But the carmaker says there's nothing it can do.
Tesla has been plagued with problem after problem in recent months. Not only is the manufacturer being investigated by the NHTSA for a spate of recent car accidents, but the brand also faces a significant recall of Tesla Model 3 and Model Y vehicles in China. To top it all off, it seems like rats have taken a liking to their cars. According to the New York Post, Sarah Williams, a 41-year-old physician who lives in Manhattan, recently discovered a rat in the glove compartment of her Tesla Model 3. The rodent had caused thousands of dollars in damage. This isn't the first time we've reported on rat-on-car terrorism.
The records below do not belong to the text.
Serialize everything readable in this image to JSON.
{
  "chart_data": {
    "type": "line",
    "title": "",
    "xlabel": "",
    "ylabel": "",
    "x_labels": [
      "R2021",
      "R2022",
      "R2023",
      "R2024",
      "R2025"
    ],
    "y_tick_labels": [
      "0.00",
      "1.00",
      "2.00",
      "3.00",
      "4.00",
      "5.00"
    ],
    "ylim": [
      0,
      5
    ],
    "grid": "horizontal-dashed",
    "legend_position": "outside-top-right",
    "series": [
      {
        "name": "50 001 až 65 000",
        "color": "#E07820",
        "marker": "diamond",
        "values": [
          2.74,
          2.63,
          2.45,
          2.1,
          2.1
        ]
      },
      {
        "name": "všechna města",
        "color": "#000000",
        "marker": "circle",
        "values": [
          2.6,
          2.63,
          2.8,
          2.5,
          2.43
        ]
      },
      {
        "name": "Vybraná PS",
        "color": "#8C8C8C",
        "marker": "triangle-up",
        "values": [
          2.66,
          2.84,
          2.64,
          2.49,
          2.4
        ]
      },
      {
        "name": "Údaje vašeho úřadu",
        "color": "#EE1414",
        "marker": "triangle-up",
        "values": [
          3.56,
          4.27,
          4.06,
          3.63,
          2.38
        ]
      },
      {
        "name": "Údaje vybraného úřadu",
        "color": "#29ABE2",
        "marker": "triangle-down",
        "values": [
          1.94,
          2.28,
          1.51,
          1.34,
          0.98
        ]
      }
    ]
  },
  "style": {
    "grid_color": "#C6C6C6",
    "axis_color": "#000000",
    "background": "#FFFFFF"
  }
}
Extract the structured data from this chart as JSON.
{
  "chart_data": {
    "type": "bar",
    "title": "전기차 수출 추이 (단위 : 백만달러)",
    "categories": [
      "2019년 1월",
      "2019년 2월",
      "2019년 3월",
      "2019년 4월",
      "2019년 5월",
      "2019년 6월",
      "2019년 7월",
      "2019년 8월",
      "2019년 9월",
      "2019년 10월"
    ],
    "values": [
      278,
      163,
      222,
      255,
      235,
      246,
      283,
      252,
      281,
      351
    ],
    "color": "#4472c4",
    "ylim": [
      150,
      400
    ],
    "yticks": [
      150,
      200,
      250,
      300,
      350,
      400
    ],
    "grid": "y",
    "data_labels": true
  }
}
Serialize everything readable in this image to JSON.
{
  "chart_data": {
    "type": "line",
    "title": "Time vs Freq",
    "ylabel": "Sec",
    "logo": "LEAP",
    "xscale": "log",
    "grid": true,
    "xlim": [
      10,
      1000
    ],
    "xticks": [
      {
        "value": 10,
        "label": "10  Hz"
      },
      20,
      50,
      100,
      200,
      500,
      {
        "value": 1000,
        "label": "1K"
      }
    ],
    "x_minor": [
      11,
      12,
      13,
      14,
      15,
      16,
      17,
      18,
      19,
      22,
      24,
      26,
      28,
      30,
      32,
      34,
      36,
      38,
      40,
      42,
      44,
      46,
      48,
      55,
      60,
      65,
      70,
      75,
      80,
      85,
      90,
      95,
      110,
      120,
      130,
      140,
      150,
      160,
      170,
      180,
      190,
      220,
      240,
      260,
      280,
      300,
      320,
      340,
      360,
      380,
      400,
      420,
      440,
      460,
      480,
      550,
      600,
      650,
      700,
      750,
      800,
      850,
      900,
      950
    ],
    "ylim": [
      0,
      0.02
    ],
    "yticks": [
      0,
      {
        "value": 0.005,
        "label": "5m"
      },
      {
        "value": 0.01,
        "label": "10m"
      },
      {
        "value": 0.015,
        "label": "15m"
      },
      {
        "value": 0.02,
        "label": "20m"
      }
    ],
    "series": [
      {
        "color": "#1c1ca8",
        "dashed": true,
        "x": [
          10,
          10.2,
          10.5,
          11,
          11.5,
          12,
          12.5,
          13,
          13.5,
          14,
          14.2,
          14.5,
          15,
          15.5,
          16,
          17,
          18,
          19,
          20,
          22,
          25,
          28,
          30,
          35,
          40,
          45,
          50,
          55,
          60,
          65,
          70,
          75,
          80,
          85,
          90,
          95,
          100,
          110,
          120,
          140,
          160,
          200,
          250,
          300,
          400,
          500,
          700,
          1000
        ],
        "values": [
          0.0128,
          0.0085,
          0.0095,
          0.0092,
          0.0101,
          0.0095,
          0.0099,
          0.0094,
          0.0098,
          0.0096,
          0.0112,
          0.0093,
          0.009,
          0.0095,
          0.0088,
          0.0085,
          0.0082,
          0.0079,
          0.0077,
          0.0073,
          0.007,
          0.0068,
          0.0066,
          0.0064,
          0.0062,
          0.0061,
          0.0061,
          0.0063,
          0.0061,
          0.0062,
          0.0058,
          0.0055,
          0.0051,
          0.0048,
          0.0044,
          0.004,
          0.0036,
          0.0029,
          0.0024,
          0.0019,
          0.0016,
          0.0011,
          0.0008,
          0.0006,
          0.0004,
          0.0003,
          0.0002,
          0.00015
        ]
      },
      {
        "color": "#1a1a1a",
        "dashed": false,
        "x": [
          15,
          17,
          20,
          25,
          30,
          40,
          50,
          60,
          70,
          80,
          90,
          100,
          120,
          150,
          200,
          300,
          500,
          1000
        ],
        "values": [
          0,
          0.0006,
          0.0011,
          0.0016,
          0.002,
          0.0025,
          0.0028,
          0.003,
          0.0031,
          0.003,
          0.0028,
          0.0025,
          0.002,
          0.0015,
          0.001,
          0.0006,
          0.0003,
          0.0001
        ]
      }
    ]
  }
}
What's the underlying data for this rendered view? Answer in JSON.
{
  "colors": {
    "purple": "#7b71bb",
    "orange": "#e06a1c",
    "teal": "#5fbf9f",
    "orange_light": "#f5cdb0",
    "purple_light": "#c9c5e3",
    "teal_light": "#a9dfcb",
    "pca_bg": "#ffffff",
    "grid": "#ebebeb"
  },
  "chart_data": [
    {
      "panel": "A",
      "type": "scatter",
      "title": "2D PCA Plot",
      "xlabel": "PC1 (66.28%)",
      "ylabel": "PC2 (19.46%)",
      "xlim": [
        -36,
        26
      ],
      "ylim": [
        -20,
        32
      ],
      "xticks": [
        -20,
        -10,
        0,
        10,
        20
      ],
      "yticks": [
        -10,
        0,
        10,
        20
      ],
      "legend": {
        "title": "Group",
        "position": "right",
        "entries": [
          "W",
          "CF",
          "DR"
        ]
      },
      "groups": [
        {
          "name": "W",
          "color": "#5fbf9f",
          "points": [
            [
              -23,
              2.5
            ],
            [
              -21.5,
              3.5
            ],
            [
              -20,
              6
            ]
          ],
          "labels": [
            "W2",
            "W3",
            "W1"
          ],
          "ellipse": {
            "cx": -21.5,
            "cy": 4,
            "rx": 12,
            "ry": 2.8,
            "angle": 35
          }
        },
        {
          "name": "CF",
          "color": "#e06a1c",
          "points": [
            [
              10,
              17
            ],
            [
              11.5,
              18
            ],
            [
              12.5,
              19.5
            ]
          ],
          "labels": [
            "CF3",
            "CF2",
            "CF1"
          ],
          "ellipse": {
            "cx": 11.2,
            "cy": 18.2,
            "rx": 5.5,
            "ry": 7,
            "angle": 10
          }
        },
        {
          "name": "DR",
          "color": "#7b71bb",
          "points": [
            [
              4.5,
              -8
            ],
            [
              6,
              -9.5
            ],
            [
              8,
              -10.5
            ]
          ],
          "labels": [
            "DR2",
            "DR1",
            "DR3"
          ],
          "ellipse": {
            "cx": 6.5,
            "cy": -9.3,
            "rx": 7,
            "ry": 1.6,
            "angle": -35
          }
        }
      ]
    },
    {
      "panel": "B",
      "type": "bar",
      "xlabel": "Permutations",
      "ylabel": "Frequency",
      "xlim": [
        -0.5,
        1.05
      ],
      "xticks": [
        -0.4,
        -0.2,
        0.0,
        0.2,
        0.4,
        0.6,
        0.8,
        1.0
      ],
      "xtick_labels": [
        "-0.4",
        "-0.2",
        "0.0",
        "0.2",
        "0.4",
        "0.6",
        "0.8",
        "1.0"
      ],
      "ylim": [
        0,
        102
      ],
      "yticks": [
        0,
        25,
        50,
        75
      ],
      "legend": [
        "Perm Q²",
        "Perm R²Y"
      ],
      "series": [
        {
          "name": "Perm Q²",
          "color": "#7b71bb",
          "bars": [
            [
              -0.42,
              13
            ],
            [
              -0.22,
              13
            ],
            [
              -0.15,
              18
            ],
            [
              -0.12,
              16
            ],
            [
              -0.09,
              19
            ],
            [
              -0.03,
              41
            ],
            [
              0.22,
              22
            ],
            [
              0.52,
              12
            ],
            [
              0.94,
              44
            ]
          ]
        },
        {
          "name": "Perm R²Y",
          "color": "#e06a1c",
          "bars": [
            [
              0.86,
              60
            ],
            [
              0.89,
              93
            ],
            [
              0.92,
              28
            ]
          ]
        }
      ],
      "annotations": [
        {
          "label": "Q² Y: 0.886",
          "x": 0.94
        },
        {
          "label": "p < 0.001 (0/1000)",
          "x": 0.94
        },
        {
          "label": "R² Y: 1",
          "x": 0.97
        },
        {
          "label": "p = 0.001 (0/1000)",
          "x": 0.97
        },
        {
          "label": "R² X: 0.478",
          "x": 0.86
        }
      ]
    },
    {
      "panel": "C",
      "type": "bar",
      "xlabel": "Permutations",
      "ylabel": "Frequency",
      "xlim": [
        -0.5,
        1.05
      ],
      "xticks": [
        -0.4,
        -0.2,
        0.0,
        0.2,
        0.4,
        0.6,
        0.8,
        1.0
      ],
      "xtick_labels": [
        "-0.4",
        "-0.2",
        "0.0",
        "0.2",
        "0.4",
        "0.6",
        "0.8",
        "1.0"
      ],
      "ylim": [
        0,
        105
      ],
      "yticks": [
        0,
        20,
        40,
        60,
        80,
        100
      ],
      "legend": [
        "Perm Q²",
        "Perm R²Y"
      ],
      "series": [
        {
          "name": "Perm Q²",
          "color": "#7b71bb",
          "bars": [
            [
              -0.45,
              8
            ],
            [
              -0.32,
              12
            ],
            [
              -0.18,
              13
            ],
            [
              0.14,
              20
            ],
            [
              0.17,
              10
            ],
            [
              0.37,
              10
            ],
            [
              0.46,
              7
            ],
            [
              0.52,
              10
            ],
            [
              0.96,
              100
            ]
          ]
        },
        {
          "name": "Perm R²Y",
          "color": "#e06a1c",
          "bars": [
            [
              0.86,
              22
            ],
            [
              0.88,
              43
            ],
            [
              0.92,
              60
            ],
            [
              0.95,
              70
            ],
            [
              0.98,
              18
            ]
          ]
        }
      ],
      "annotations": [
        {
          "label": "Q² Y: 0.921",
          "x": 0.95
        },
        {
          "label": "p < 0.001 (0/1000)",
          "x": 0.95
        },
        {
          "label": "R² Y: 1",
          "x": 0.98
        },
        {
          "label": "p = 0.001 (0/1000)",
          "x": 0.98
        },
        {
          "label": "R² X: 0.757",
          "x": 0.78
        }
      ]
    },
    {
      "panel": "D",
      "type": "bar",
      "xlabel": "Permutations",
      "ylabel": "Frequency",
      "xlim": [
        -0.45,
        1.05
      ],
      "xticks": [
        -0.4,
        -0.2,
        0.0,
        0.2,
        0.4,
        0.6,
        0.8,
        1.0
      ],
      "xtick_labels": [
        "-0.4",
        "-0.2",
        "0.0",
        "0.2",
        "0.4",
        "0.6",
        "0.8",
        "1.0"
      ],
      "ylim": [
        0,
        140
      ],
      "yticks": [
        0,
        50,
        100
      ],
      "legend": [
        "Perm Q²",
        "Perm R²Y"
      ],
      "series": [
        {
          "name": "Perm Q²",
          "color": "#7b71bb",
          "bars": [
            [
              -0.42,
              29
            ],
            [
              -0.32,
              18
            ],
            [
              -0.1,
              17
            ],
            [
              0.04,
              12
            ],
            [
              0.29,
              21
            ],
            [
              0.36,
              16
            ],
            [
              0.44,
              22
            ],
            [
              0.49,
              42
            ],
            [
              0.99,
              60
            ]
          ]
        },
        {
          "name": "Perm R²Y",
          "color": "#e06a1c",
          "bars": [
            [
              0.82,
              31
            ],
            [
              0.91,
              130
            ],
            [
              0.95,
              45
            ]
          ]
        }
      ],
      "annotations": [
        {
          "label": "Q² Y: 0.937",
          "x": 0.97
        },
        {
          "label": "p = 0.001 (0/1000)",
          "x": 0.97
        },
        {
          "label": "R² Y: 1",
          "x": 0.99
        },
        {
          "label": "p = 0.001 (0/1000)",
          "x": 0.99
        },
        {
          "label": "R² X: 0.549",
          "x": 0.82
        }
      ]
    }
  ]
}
A couple of years ago, Toyota faced a similar problem, and it seems that rats have taken a liking to modern car wiring insulation.
Williams, who drives her 2018 Model 3 to work every day, took the vehicle to her local Tesla dealership in mid-May after her air conditioner had stopped working. The bill for the damage totaled $5,000, which Tesla refused to cover, and after two months, the repair job is yet to be completed.
"Most auto manufacturers use the soybean vs. oil in their wire insulation for newer vehicles because it is less expensive and better for the environment. The use of this material would not be considered a 'defect' in design or use … Considering there are too many factors outside of Tesla's control we cannot cover this under a warranty or repair," said Tesla service adviser Jose Solis in an email to Williams.
The rat-friendly soy-based wiring insulation has caused headaches for many manufacturers of late, but carmakers claim that damages caused by rats are an act of nature, and thus they cannot cover the damages caused. In 2018 a judge tossed a lawsuit against Toyota by 21 plaintiffs for a similar issue related to the soy coated wiring. Williams recommends that prospective Tesla buyers hold off until the brand fixes the problem. "Who cares if you have this great technology if a rat is in there eating the wires?" she said.